Are Rate Cuts on the Horizon For the Fed?
Powell emphasised how important it is to avoid making decisions on "the timing of any future actions" regarding interest rates. This is consistent with the Fed’s current strategy of focusing on new economic data and possible Fed measures in reaction to them rather than offering precise instructions on when and how choices may be made.
While FOMC members' dot plot from their June meeting indicated that they only saw one rate cut in 2024, some market players believe the Fed will begin lowering rates in September and may even decrease them by another quarter point by year's end.
Has Economic Weakening Led to RBNZ's Shift Towards a More Dovish Speech?
Once again, the Reserve Bank of New Zealand (RBNZ) has maintained interest rates at 5.5% for the eighth consecutive meeting. However, it seems that the central bank has adjusted its previous hawkish position, which suggests that there may be a shift towards a less tightened monetary policy. This change could be attributed to the impact of recent data showing a decrease in economic activity. It seems that the RBNZ has acknowledged that its current monetary policy might be affecting domestic demand more than it originally expected. This stance has significantly changed since May’s monetary policy meeting when the RBNZ discussed the possibility of raising rates and did not expect any rate cuts until late 2025.
According to the most recent economic indicators, there are indications of a possible decline in the New Zealand economy for the quarter ending June. The Gross Domestic Product (GDP) has declined for five of the last seven quarters. There is also a downturn in the service and manufacturing sectors, accompanied by a decline in business confidence.

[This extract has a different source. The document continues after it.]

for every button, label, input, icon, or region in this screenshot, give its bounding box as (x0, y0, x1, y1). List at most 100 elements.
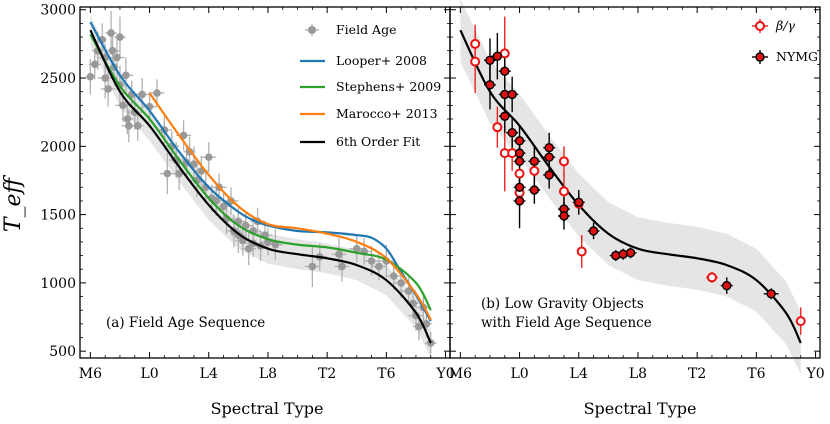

Furthermore, during the first quarter of 2024, there was a 0.2% growth in GDP compared to the previous quarter. This followed a 0.1% contraction in the December 2023 quarter and a 0.3% contraction in the September 2023 quarter. With two consecutive quarters of negative growth, New Zealand has officially entered a technical recession for the second time in just 18 months.
What Could RBNZ's Next Move Be?
The RBZN will meet next on Wednesday, 14 August, coming on the heels of the release of critical economic data, including figures on inflation and the state of the labour market for the second quarter of 2024. With this fresh information, some economists anticipate a shift in the RBNZ's stance. They expect a more open discussion regarding the possibility of reducing interest rates. This could signal a potential turning point in the RBNZ's monetary policy trajectory and a potential rate cut as early as November 2024. (Source: Yahoo Finance)
Conclusion
The Federal Reserve and the Reserve Bank of New Zealand may be walking on a tightrope. While progress has been made in reducing inflation, they are wary of cutting interest rates too soon and reigniting inflationary pressures. However, signs of slowing economic growth pressure them to ease off.
Any relevant news and market insights between their meetings are likely to influence their analysis of the current economic situation and their subsequent move regarding interest rates. Traders might want to keep an eye on the economic calendar.